Em 2009, a inflação foi muito moderada, com 1,0 % na UE e 0,3 % na zona euro, reflectindo o abrandamento da economia. A taxa agora prevista para o conjunto da UE em 2010 é de 1,4 %, o que representa um ligeiro aumento em relação às previsões anteriores. A previsão para a zona euro mantém-se em 1,1%.
A situação parece assim mais ou menos equilibrada.
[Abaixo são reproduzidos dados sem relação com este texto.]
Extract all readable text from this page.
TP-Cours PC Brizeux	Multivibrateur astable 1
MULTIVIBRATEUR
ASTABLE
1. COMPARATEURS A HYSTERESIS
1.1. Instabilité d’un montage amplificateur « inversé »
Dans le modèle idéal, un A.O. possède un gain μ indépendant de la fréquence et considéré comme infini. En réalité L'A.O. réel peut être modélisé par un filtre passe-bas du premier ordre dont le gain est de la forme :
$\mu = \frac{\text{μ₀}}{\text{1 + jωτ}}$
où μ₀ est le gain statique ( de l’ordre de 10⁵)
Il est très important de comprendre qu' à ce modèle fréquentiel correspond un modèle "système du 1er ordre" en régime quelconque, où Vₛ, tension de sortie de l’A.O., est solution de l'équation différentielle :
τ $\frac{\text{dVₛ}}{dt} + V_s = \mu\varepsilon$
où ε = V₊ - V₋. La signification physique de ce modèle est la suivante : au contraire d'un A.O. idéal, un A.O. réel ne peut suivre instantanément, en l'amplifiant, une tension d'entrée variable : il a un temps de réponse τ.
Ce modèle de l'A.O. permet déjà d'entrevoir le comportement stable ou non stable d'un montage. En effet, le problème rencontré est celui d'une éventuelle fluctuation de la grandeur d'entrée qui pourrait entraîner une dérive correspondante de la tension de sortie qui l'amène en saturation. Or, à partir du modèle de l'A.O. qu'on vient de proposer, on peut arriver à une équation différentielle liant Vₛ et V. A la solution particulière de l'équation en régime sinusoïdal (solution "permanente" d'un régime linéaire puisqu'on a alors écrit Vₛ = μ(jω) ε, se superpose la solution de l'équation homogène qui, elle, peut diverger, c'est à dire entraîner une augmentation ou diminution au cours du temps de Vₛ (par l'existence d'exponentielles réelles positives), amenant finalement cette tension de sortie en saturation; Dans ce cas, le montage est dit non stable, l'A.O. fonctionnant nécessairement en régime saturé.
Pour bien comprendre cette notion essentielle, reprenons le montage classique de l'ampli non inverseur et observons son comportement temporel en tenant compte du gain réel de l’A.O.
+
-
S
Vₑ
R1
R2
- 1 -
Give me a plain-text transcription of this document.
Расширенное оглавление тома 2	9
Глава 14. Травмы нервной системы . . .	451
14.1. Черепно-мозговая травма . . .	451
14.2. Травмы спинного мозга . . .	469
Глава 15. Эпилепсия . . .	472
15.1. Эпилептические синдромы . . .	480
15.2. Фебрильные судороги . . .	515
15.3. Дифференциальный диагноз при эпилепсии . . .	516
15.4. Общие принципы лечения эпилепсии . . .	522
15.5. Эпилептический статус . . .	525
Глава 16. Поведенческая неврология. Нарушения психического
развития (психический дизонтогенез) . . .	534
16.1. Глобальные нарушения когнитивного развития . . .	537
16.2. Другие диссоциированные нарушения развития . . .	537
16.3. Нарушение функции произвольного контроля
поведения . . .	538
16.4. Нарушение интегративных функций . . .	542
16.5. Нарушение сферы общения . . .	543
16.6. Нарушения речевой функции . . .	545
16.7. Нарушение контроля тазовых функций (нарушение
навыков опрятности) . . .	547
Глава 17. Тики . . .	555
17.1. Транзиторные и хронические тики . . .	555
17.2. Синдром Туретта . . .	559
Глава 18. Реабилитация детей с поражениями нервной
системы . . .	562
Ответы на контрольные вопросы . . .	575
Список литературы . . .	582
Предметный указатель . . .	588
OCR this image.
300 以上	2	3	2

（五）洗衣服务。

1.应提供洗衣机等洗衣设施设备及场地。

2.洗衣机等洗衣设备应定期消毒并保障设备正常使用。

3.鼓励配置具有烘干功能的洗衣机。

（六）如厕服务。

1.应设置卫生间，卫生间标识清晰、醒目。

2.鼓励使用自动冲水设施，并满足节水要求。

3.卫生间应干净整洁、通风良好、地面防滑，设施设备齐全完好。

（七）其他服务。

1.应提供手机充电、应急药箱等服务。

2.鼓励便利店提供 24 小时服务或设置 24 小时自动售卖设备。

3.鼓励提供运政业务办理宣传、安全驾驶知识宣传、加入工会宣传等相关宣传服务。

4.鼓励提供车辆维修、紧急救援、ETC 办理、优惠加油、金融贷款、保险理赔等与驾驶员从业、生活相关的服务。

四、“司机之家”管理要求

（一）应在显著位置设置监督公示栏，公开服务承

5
Se, por um lado, acontecimentos recentes nos mercados financeiros apontam para a possibilidade do aumento da incerteza, por outro, uma recuperação à escala mundial mais forte do que previsto pode ter uma influência positiva na economia da UE.
Os mercados financeiros e a crise da Grécia aumentam as incertezas da recuperação económica.
Todavia, colocar a Europa numa posição forte e sustentável, através da recuperação da economia e da consolidação das finanças públicas, parece... ser um compromisso assumido por Bruxelas (UE).
Talvez até se possa admitir, que o pior da crise tenha passado, mas a recuperação quer na UE, quer a nível mundial é frágil. Não creio que se possa esperar uma recuperação de um dia para o outro, porque a reconstrução da economia e do emprego levará muito tempo.
Há que ter muita, mas muita paciência.